A Dance With Dragons by George R R Martin (Harper Voyager)
It has been six years since the publication of A Feast for Crows, the fourth volume in George RR Martin’s fantasy series, A Song of Ice and Fire. In the interim a hugely successful HBO dramatisation of the series has begun airing — and Martin has received death threats and worse from readers frustrated by plot lines left dangling in midair.
A Dance with Dragons is the urgently awaited fifth volume, although some plot lines still dangle because the time frames of the two books — originally conceived as one — run parallel. But the volume break makes sense, and not merely for reasons of length. A Feast for Crows dealt mainly with the aftermath of one outbreak of hot war; A Dance with Dragons examines the realignments that prepare for the next.
To recap for those who have not yet caught the Ice and Fire bug, the series is loosely based on the Wars of the Roses: a dynastic struggle for the throne across lands that stretch from frozen ice to lush, palm-fringed river delta. The contending coalitions of families were led respectively by the Starks and the Lannisters, but a few books ago most of the Starks were massacred at a wedding, at which point alliances and rivalries got a lot more complicated.

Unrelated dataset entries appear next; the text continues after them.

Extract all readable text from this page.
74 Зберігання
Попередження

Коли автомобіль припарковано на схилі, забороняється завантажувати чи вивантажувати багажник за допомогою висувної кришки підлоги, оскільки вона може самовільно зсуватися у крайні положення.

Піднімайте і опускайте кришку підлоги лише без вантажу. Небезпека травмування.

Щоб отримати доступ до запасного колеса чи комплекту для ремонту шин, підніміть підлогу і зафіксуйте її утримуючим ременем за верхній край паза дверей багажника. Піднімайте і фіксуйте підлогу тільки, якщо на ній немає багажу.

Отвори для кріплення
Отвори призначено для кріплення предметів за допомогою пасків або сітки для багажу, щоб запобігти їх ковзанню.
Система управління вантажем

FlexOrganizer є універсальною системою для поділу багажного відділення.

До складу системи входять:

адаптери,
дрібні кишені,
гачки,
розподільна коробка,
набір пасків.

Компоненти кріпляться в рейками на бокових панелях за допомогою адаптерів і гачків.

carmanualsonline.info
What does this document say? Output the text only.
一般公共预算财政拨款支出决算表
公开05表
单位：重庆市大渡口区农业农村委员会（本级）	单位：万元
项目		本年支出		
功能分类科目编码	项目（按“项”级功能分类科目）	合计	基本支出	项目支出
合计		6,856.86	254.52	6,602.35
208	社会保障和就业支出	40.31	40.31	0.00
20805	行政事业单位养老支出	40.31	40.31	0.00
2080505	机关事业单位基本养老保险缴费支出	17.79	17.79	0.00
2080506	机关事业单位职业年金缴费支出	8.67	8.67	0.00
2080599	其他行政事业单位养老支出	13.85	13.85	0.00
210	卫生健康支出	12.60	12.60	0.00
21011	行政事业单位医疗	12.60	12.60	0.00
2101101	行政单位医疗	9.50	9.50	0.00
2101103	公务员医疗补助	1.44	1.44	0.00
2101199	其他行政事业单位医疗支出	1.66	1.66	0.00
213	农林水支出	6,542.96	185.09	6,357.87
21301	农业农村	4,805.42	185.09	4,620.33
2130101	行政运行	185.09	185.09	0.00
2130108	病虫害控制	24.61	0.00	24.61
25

Martin’s is a feudal world in which magic is normal: in the North, frozen zombies mass at the Wall; in the South, dragons are being raised to throw their weight into the fray. There are shape-changers even in the best families, and priests and court magi scry ambiguous images of the future.
So many of these plot devices sound like standard by-the-numbers fantasy that those who have not yet read any of the books might wonder what all the fuss is about. The answer is simple: addictively good storytelling.
We may read other fantasy writers for metaphors that speak to the soul of our contemporary reality, or for audacious postmodern genre juggling. We read Martin for the simple, vastly underrated, almost old-fashioned joy of a gripping tale told in words that leap off the page to snatch us into their world.
The scale of the story is huge, yet Martin makes certain that even the walk-ons — buck-toothed pageboys, smelly corsairs and sour nuns — are memorable. His descriptions of place attack all your senses; his action scenes kick butt and course with adrenalin, blood, semen and shit. Although Martin’s writing has been likened to Tolkien’s, it is Dickens that this vast, vivid, visceral panorama most strongly recalls.
In the first volume, A Game of Thrones, it was the Stark family we came to know best. Now the focus has switched to others, most notably Tyrion Lannister, youngest son of the house. Tyrion was despised and mocked during childhood for his dwarfism and he has grown up ruthless, cynical and brilliant. Many of the best lines in all five books so far have come from his mouth. But A Dance with Dragons also follows Jon Snow, a Stark bastard who is now Commander of the Wall, and Daenerys Targaryen, queen-guardian of the dragons.
Both are learning to command and negotiate the awkward grey space between ideals and realpolitik. A bunch of hopeful suitors pursue Daenerys, mostly the scions of houses who need her dragons to tip the balance of the war.
Tyrion, meanwhile, is in flight, having murdered his royal father (with a crossbow bolt while the evil old man sat on his privy). Down rivers and across seas, in litter, trunk, silks and slave fetters, Tyrion’s journeys are also psychological: removed from the hothouse atmosphere of court he begins to see those around him as human. It does not make him a better person, but it does extend his intelligence in new ways. Tyrion’s journeys, particularly his time on an enchanted river swathed in mist, form some of the most evocative passages of the book.
The remaining Stark children are scattered: crippled Bran (a Lannister threw him off a tower early on) serves something between apprenticeship and jail time with a seer in an underground cave; gawky Arya does somewhat the same with an order of assassins. And there are one or two surprises about who else survived the slayings in books three and four.
At a weighty 1 000 pages (three are maps; 50 are family trees), A Dance with Dragons is not an easy book to handle. But it is a lot easier to read than it is to stop. For once, a cover shout about staying up till dawn to finish it does not feel like a lie.